短い文章を思い出したものはまとめています。増えたり減ったりきまぐれです。主にSS名刺メーカーを打ち直しています。
【不安になる】
「だめだよ」
 後ろから、優美な言葉と共に目を塞がれて抱き寄せられた。背中にたくましい筋肉を感じて、ああこの人も男性なのだと意識させられる。
「君は私以外の男を見てはだめだ」
 普段、彼はこんなあからさまなことを言う人ではない。何か彼の中で不安になるようなことがあったのだろうか、とおそるおそる振り返れば、少し悲しそうな表情をしていた。
 憂鬱そうに、でもそんな自分が耐え難いと言わんばかりの複雑そうな顔。白い肌に映える碧い海色の髪、通った鼻筋、薄い唇、そして長い睫毛が伏せられることによっていっそ作り物のように感じられる。
 触れれば壊れるような、雪像のような完成された存在がそこにいる。
「他の男に目移りしてはいけないよ?だって、君は私を選んだのだから」
 彼はそう言いながら私に腕を回して強く抱きしめる。……でもそれは、ぬいぐるみを抱きしめる幼児の体勢に似ているじゃないか、と私は気が付いた。
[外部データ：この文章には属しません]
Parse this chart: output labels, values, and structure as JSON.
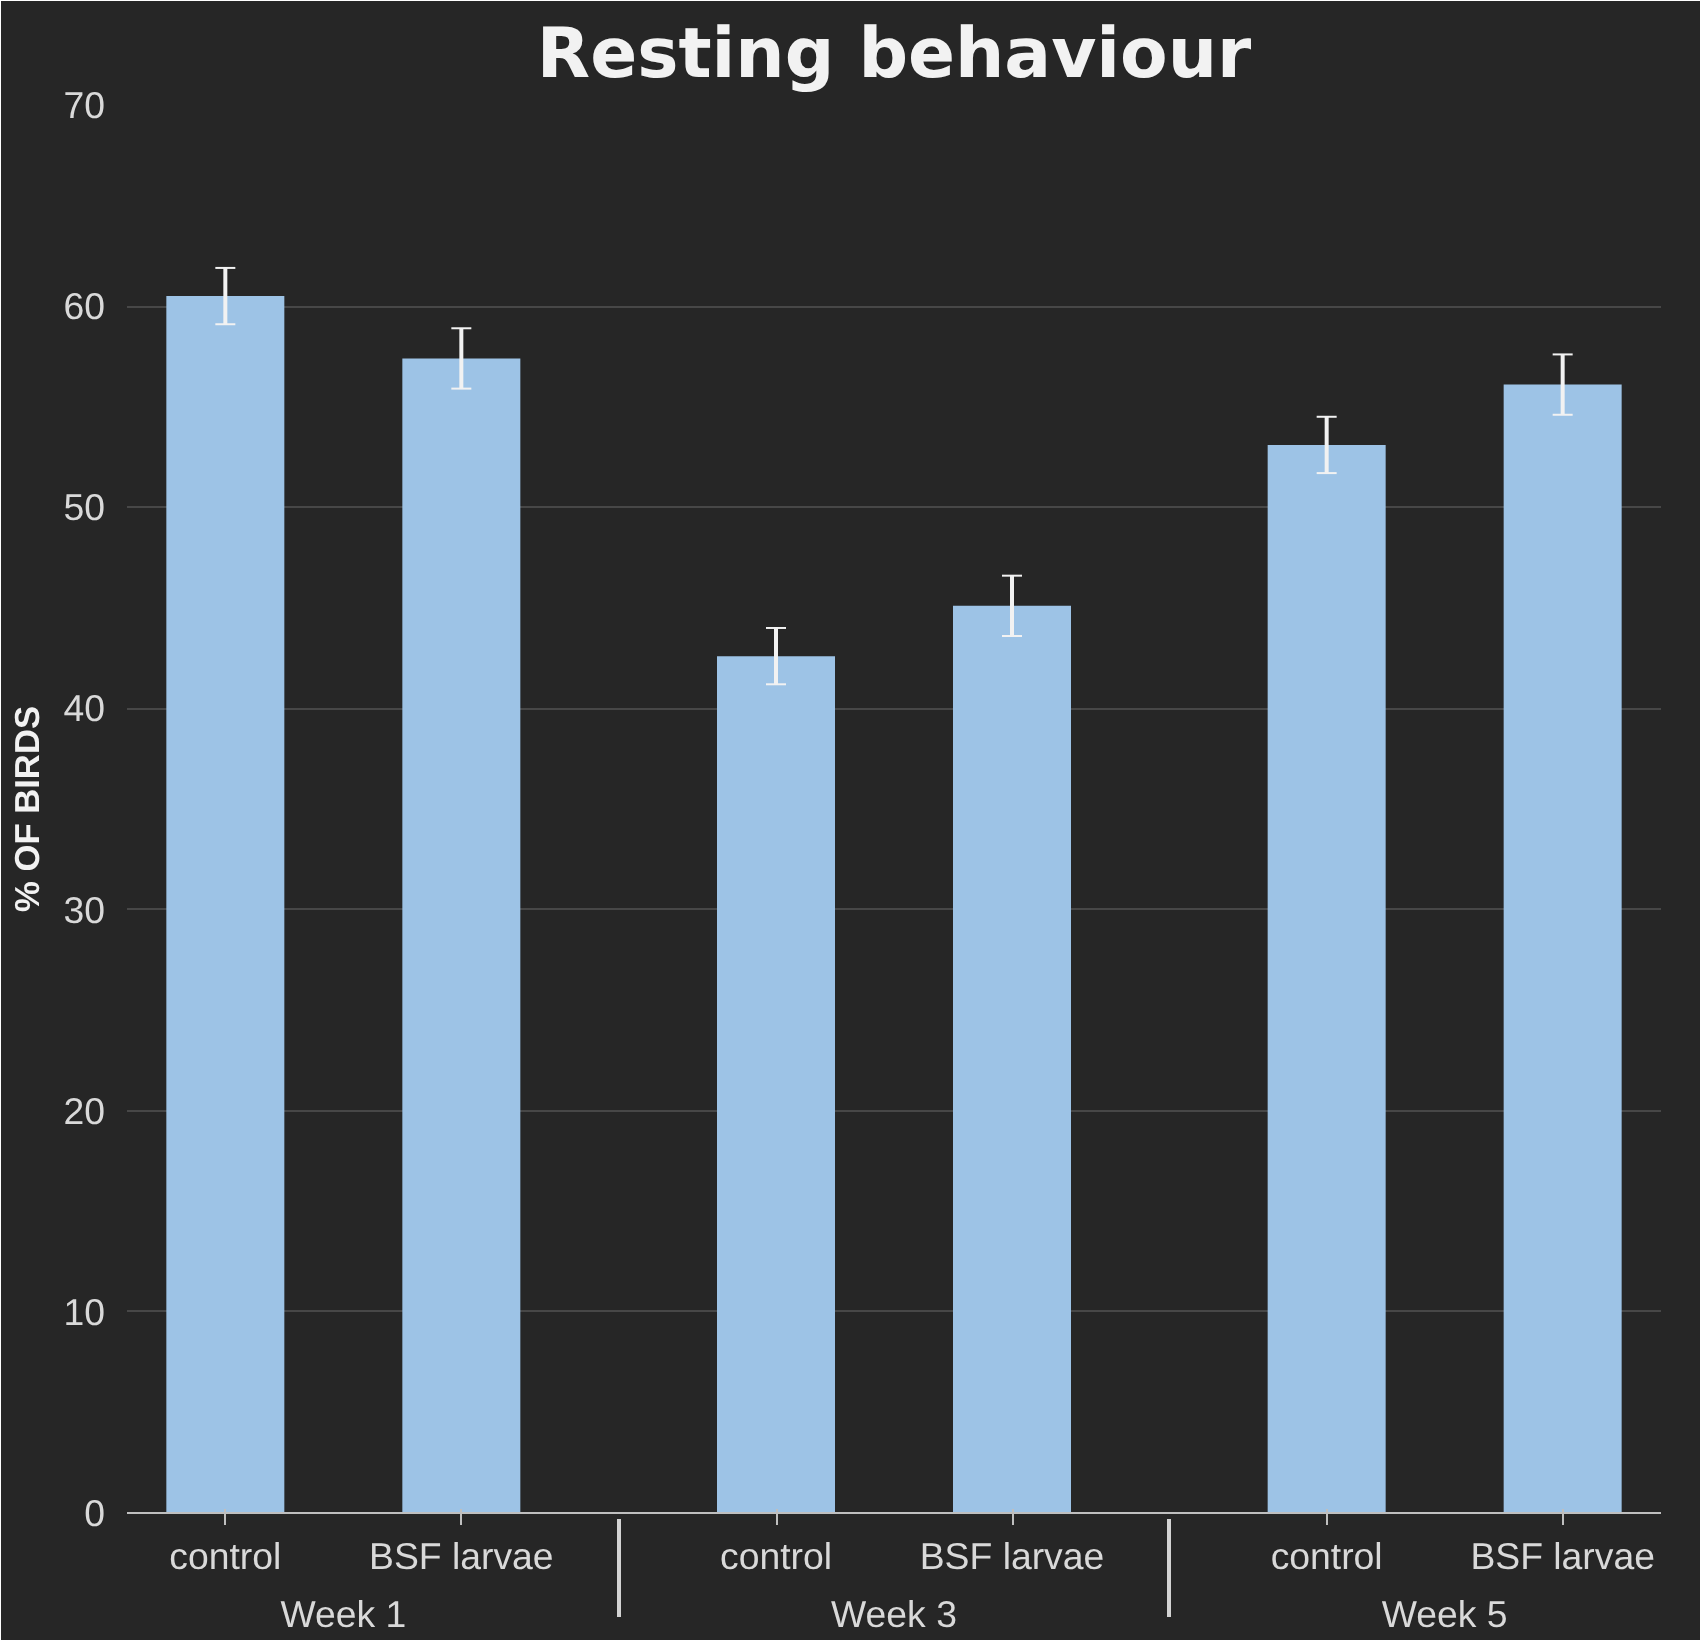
{
  "chart_data": {
    "type": "bar",
    "title": "Resting behaviour",
    "ylabel": "% OF BIRDS",
    "categories": [
      "control",
      "BSF larvae",
      "control",
      "BSF larvae",
      "control",
      "BSF larvae"
    ],
    "annotations": [
      "Week 1",
      "Week 3",
      "Week 5"
    ],
    "values": [
      60.5,
      57.4,
      42.6,
      45.1,
      53.1,
      56.1
    ],
    "errors": [
      1.4,
      1.5,
      1.4,
      1.5,
      1.4,
      1.5
    ],
    "color": "#9dc3e6",
    "ylim": [
      0,
      70
    ],
    "yticks": [
      0,
      10,
      20,
      30,
      40,
      50,
      60,
      70
    ],
    "grid": "y"
  }
}
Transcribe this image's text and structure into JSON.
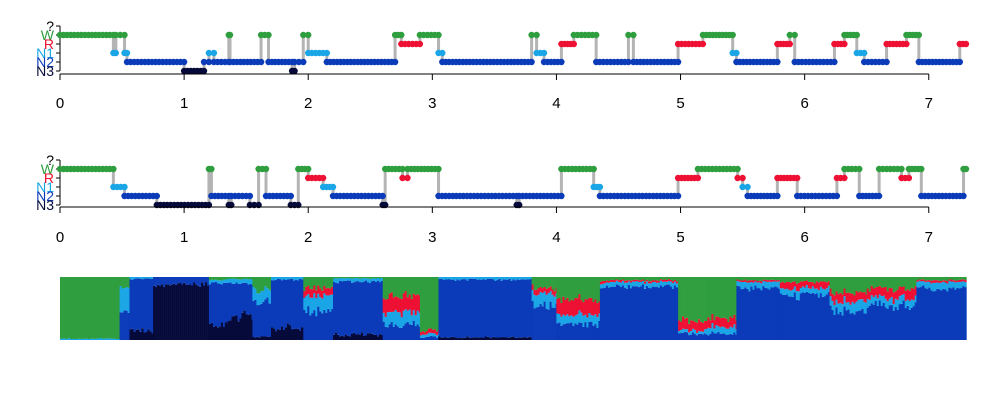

「君は早い段階で私に見つかっていたもんね、それが君の運命だったんだ」
 軽快に、歌うように話していた言葉は一度だけ伏せられて「だからもう、二度と君を離しはしない。君と離れたりしない」と告げられる。
 ああ、そうか。この人はいつでもその恐怖と戦っていたのか、と気がつかされた。

「ミクリさん」
 その合図を聞くと、彼はほんの少し目を見開いてから、私の言葉を閉じる。

「いきなりお強請りだなんて、可愛いことをするね」
幾分か機嫌が良くなったらしい彼は、私の顎をくいと持ち上げて自分の目線の高さに誘導した。
「私は早い段階で、ミクリに見つけて貰ったことは、とてもありがたいと思ってるんです。だって貴方より好きになる人はいませんから」
 そう答えるだけで、さっきよりも翠玉に魅入られた。
 少し間を置いてから、ふっ、はっ、ははははっと笑われる。
「君には敵わないな」
「そうですか?」
 私も貴方には敵わない。私の目はいつだって、美しい貴方から離れることは出来ないのだから。